Brazilian singer and composer (born 1939)

Dona Onete (born June 18, 1939) is a Brazilian singer and composer. She has been referred to as the "Queen of Carimbó".

==Career==
She was born Ionete da Silveira Gama in Cachoeira do Arari and grew up in Igarapé-Miri. By the time that she was fifteen, she was singing songs from traditional music genres such as sambas, quadrilles and boi bumba. She taught history and Amazonian studies in Igarapé-Mir and conducted research into rhythms, dances and traditions of the region. She helped establish music and dance groups which preserved traditional music and customs. From 1993 to 1996, she served as secretary of culture for the municipality.

Onete recorded her first album Feitiço Caboclo when she was 73. She developed her own hybrid genre of music carimbó chamegado. After she retired to Pedreira, she continued to perform.
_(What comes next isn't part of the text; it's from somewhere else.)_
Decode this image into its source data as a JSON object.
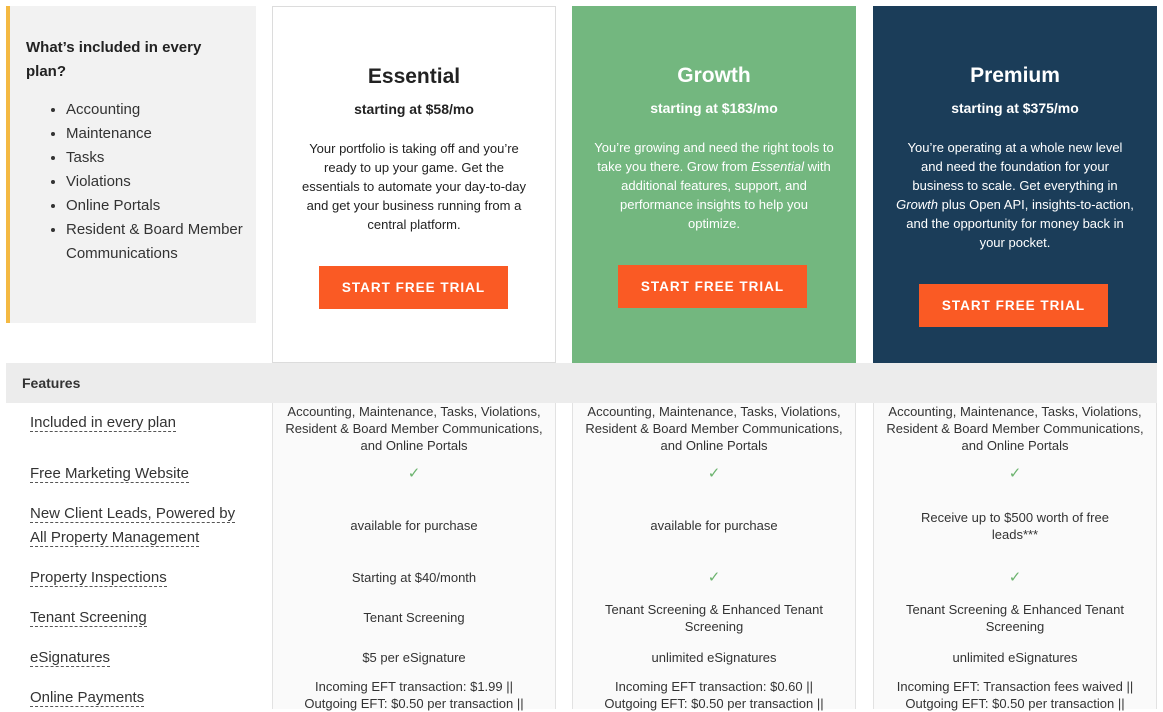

Together with a local band, she has performed throughout Brazil as well as in the United Kingdom, France, Portugal, Germany and New York City.

In 2013, a biography of Onete Menina Onete - Travessias & Travessuras was published by anthropologist Antônio Maria de Souza Santos and educator Josivana de Castro Rodrigues.

In 2017, she was named to the Brazilian Ordem do Mérito Cultural.

In 2018, Onete appeared in the documentary film Amazônia Groove.

Her album Rebujo was considered one of the 25 best Brazilian albums of the first half of 2019 by the São Paulo Association of Art Critics.